After I challenged his support of the Davidson County branch of "Government Goldman" (a term that captures the pandering, patronizing relationships that governments develop with finance industry brokers like Goldman Sachs, which is the primary financier for Music City Center), the editor characterized my views as conspiratorial. I did not ask, but I'm sure that branding was meant to lump me in league with those society lampoons with references to black helicopters, UFO probes, and the grassy knoll.
As if criticism of the lop-sided power of the banking and lending industry, which undeniably brought this country well-nigh to its knees, amounts to paranoid speculation or a lunatic fringe.
Frankly, that's rich from a local journalist. The news media here has not given a second thought to performing conspiratorial hatchet jobs on out-spoken opponents of Mayor Karl Dean's policies. Courthouse class savaging of
Mike Jameson for speaking out on East Bank Riverfront development and of
Emily Evans for questioning broken funding promises on the convention center was abetted by the media echo chamber.

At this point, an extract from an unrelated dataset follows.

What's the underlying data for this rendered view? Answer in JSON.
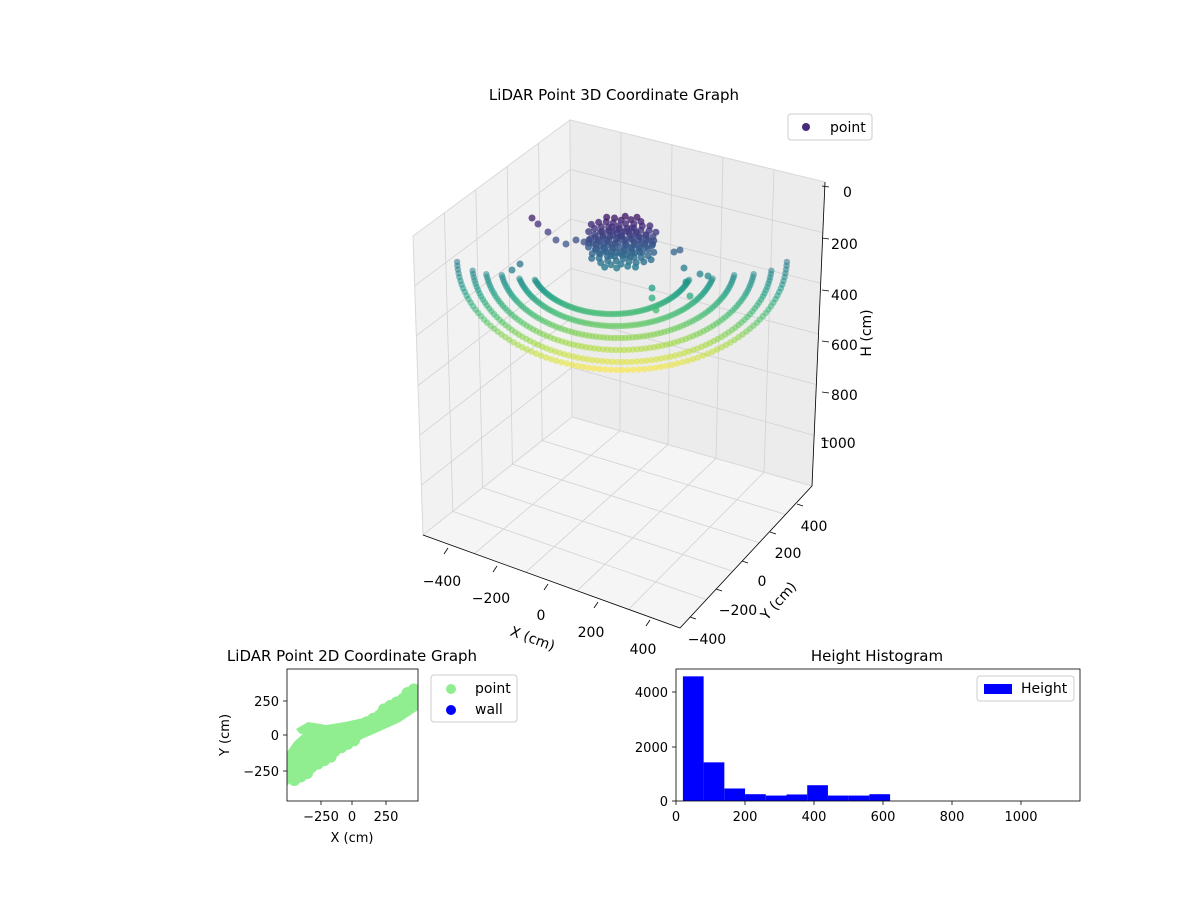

Both were rumored to be over-politicizing opportunists. Both have been generally above reproach. They just were bold enough to dare to block the bandwagon, unlike Nashville's newspapers.
Moreover, it is not conspiratorial for me to challenge self-interested "4th estate" promotion of Music City Center within this constellation of government power and private, special-interest wealth. We live in a world where the journalists we used to read and listen to end up as communications directors in government and information officers in industry or they move to start their own public relations firms with intentions of using connections to garner deals with government and industry. We live in a world where journalists are coached by PR flacks to write columns and where newspapers donate money to the cause of Metro launching its largest capital project ever to serve the smallest number of Nashvillians ever.
It is entirely reasonable and realistic common sense to argue out loud and in print that journalists' motives in promoting Music City Center fail objectivity and neutrality tests given the rewards for so shilling. Mr. George would have acted more honorably by not writing an editorial following the chatter class crowd down the road of growth and development.
Because, you see, the insider access the news media enjoys at the Courthouse also seems to bind them to pass on unchecked, speculative innuendo that damages reputations even when refuted. And their guild gives them a sometimes unearned cloak of balance and fairness. They end with the mantle of official gatekeeper for news even when they behave more like Courthouse information curators.
Hence, editors like Mr. George cannot without self-contradiction charge informed, engaged bloggers of "humping conspiracy" for expressing common sense suspicion toward elite power moves while defending journalism's co-dependent relationship with Courthouse sources.
In the end I do not think the news media should ignore innuendo. But raising the specter of ignorance is missing the point. Journalists should admit that they have "humped" a few conspiracy theories themselves and looked more like PR flacks than seasoned pros who refuse to stand to post at the government house threshold.